Howe Gelb veröffentlicht mit Giant Giant Sand ein neues Album und kommt mit der zwölfköpfigen Formation nach Wien.

Foto: giantsand.com

Wien - Der verstorbene britische Radio-DJ John Peel urteilte über eine seiner Lieblingsbands einst so: "They are always the same, but always different." Immer dasselbe, aber immer anders, das sagte Peel über The Fall. Die US-Band Giant Sand ließe sich ebenso beschreiben.

Aus der Wüstenstadt Tucson in Arizona kommend, arbeitet deren Mastermind Howe Gelb seit bald 30 Jahren an der Welteroberung. Mit einer Mischung aus Traditionalismus und einem vom Punk kommenden Dekonstruktivismus haben Gelb und Giant Sand über die Jahrzehnte bald 30 Alben veröffentlicht. Da sind jene nicht mitgezählt, die er unter eigenem Namen produziert hat. Insgesamt kommt Gelb wohl auf 60 Alben.

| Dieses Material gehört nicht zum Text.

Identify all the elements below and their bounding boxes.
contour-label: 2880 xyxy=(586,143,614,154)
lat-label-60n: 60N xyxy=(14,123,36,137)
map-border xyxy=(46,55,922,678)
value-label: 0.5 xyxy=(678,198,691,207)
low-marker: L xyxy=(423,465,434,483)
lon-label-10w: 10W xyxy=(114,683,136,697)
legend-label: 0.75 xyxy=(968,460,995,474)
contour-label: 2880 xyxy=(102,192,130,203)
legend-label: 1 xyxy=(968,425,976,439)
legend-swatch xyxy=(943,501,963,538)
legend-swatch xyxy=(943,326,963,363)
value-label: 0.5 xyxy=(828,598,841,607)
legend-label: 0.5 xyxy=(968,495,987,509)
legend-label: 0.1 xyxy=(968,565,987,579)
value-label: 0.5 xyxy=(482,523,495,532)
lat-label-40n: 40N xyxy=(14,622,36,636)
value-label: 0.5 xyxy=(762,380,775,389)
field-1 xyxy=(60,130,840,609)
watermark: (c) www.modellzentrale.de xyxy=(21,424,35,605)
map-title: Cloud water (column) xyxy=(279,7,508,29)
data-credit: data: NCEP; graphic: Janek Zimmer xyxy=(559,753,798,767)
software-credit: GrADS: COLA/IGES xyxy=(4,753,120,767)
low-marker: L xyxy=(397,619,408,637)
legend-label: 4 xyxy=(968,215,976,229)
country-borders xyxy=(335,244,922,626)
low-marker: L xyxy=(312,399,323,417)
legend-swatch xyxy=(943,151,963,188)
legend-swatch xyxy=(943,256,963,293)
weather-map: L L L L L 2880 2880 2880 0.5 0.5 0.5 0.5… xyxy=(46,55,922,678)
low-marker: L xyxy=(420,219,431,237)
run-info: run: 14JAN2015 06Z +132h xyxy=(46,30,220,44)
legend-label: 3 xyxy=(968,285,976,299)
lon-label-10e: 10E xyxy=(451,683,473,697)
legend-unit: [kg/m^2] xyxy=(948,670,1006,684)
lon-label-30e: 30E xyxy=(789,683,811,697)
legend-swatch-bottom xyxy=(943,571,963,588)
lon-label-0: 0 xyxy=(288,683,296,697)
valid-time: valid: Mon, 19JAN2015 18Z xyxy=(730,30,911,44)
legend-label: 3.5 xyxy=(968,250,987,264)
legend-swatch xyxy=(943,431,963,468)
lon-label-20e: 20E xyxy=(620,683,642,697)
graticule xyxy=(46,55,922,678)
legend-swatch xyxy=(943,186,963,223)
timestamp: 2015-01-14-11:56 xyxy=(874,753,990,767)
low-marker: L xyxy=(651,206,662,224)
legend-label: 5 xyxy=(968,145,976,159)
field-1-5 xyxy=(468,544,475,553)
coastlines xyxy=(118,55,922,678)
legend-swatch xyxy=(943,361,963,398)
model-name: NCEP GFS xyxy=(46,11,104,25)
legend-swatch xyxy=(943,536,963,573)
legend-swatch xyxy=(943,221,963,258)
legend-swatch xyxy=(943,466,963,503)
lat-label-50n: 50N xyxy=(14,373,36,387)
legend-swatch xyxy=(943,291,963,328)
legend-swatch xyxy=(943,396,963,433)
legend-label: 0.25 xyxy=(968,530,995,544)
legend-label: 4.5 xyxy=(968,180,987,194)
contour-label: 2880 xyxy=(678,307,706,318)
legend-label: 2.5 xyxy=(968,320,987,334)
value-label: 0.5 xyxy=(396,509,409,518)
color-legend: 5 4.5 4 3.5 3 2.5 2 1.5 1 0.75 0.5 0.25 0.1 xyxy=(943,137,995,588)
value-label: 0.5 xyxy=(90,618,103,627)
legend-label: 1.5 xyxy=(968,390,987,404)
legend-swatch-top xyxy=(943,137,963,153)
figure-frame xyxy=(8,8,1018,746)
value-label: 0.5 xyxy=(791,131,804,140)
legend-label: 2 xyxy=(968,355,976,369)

Giant Sand war zudem die Keimzelle von Calexico. Deren Joey Burns und John Convertino waren bei Giant Sand, bevor ihnen als Calexico tatsächlich die Welteroberung glückte; mit einer Neudeutung von US-amerikanisch-mexikanischer Grenzlandmusik. Howe Gelb, heißt es, drückt dieser Schuh bis heute.

Wie ähnlich sich die beiden Formationen über die Jahre immer noch sind, belegt nun das jüngste Opus von Giant Sand. Für "Tucson - A Country Rock Opera" stockte Gelb die Population seiner Mannschaft auf und nennt diese aktuell Giant Giant Sand.

Logisch, dass man für eine Oper einen ordentlichen Stab braucht. Die Zeichnung am Cover des Albums zeigt eine Discokugel, die zwischen Kakteen in der Wüste hängt. Desert-Disco, ein Stil, der noch zu erfinden wäre. Doch dort zieht es den 56-Jährigen nicht hin. Der Erwartung "always the same, always different" entsprechend, hört man jenen minimalistischen Countryrock, auf dem so viele Giant-Sand-Alben aufbauen.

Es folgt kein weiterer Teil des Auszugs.